Clay was determined to break into San Francisco society. He wasn't sure yet how he was going to do it, especially without money, but he wanted to give it a shot nonetheless. Back in junior high, he was forced to accompany his mother to a cat show at the Moscone Center, and while dying a slow and painful death from embarrassment, he wandered around outside, transfixed by all the taxis disgorging a seemingly endless stream of obese cat owners lugging cages and cosmetic cases and feline-emblazoned merchandise into the building. He watched an older gay couple saunter across the sidewalk, hand-in-hand, and Clay could tell from their tittering expressions that they were mocking the cat folks, just as he was in his head. Clay was quietly stunned to see them hold hands in public, and something in his heart nearly burst over this sight, maybe from joy, he wasn't really sure, but it got his attention, though he quickly bit off an ew gross and averted his gaze. He watched as a folded magazine fell from underneath one of their arms, and neither of them noticed and kept walking. When they had crossed the street and disappeared, Clay went over and picked it up. It was called Nob Hill Gazette, and its cover contained a painfully styled photograph of three older women, Definiciled and ear-tucked, wearing very fancy gowns and glittering jewelry. Clay folded it underneath his own arm, went back into the building, and found his mother sitting in a row of hastily arranged metal folding chairs watching a trio of cats being judged on their apparent award-winning catness. Clay sat down beside her, opened the magazine, and suddenly he was transported from the hell of cat urine and giggling fat people into a world of charity balls at 5-star hotels, men in tuxedos with floppy white hair and their caffeinated trophy wives, articles about family trusts and stock market investments, and pages upon pages of party photos, many with the same people in them over and over again, beaming sveltely and wealthily at the camera.

This is what I want to be, Clay decided right then and there.

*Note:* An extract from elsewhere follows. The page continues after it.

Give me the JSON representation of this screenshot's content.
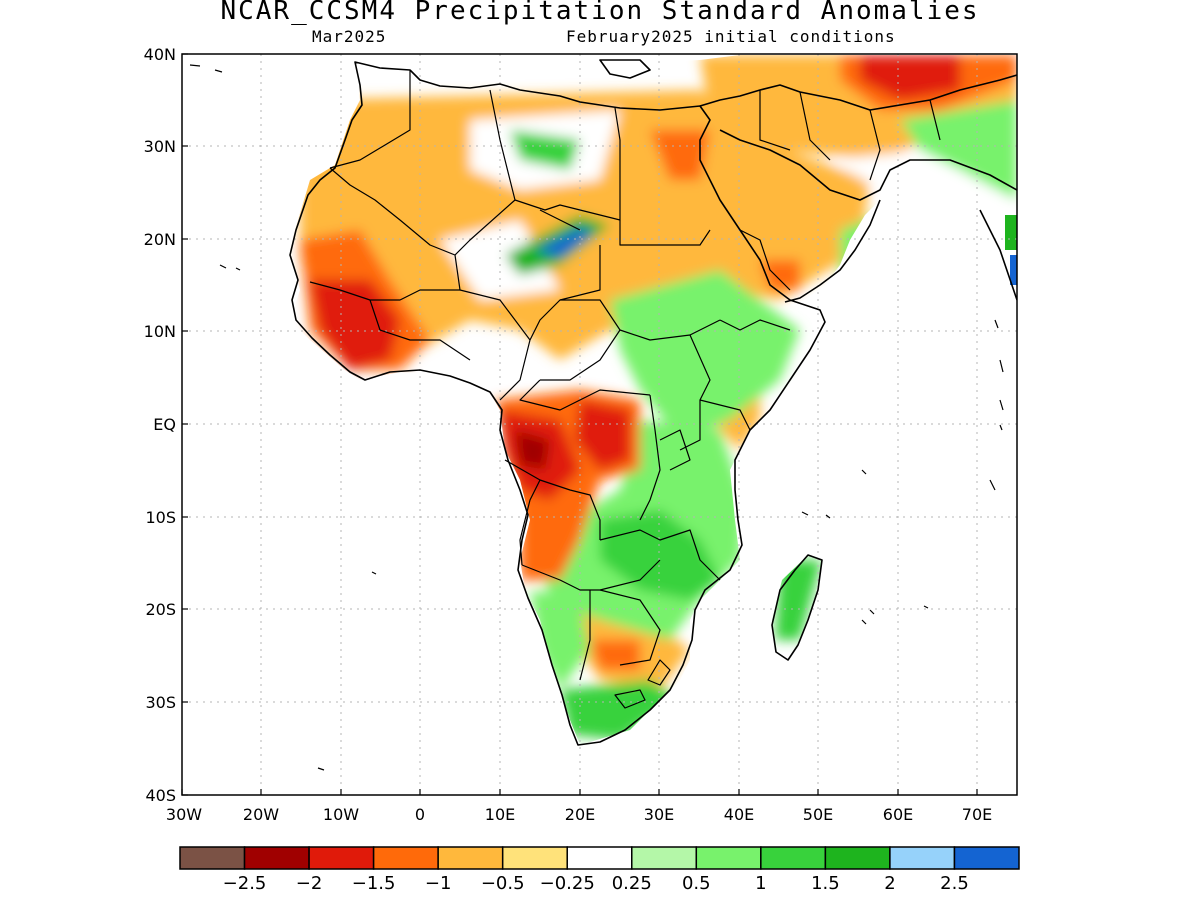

For the rest of junior high and high school, no matter how bad things got, Clay kept his eye on the prize: San Francisco. All he had to do was graduate, move there, find a job, and somehow worm his way into these fetes and parties, charm everyone, find a rich man - whoops, woman - to marry, and he'd be set for life. Clay knew he was meant to do this, just like some are meant to be Olympians or politicians or schoolteachers. Clay was meant to go to parties and spend other people's money.

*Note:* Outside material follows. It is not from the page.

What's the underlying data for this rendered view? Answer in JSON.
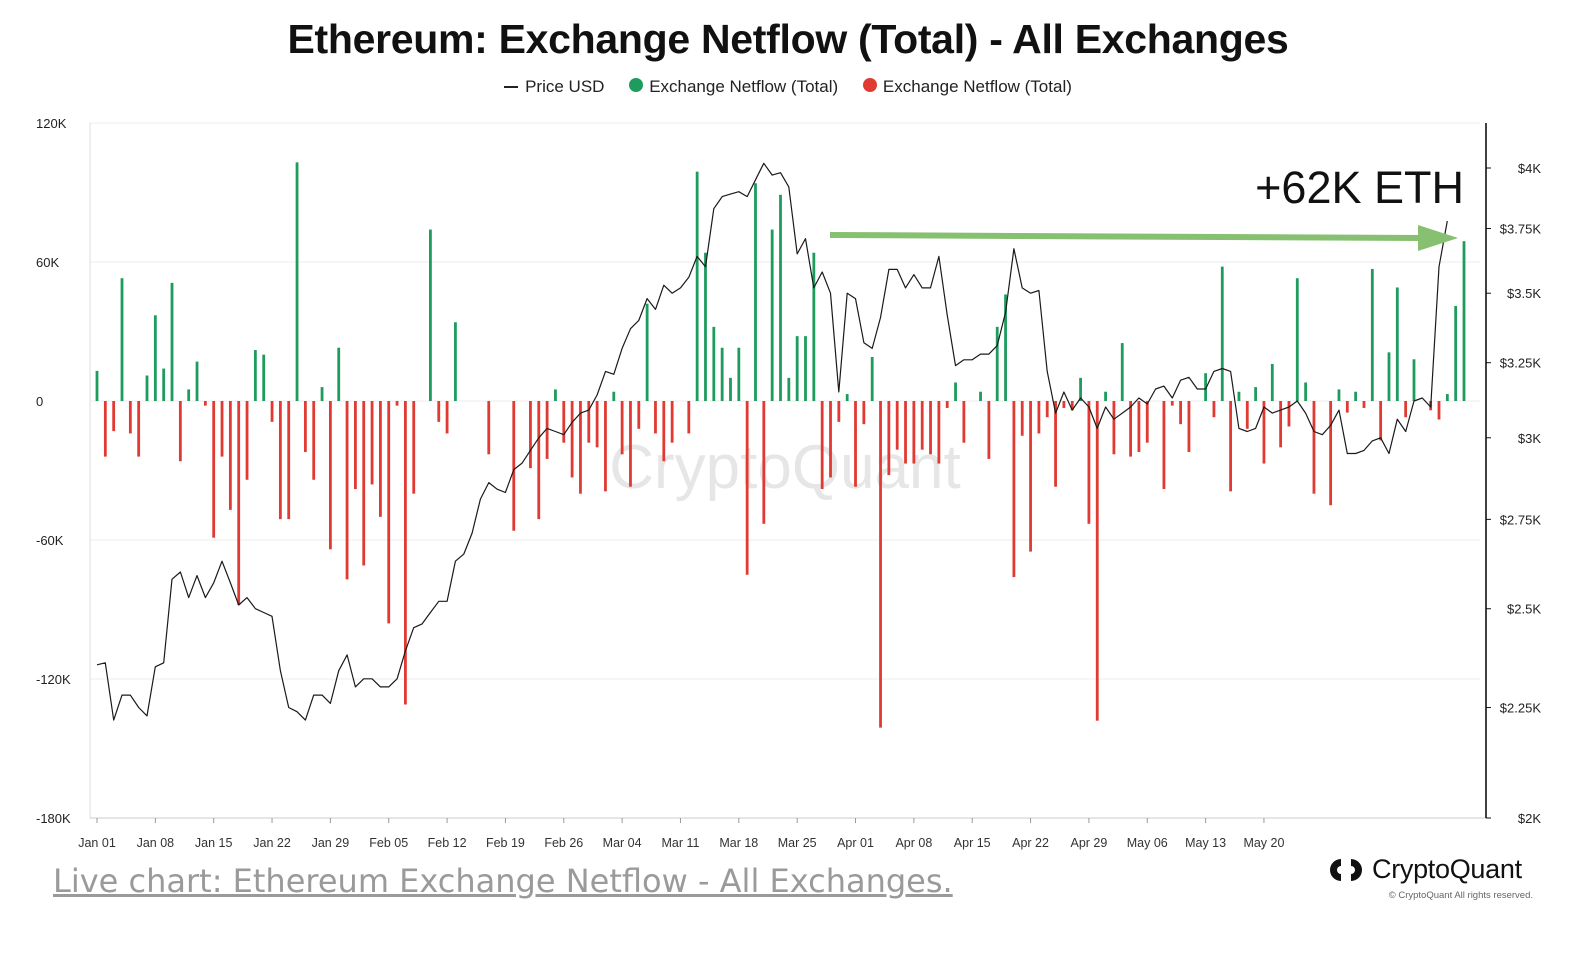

And when Clay wrote out his first incredibly bad check for $1,500 and gave it to Devon, who had appointed himself rent collector, he knew that it was only a matter of time before he was going to be spending Devon's money, and Martin's money, and anyone else he could find to let him do it. He had to be patient. He had to wait for it.

"Do you go by Clay or Clayton?" asked Devon, looking at his check.

Fuck, I forgot, he thought.

"Usually Clayton," he said, "but you can call me Clay." He added what he thought was a smile of indulgence.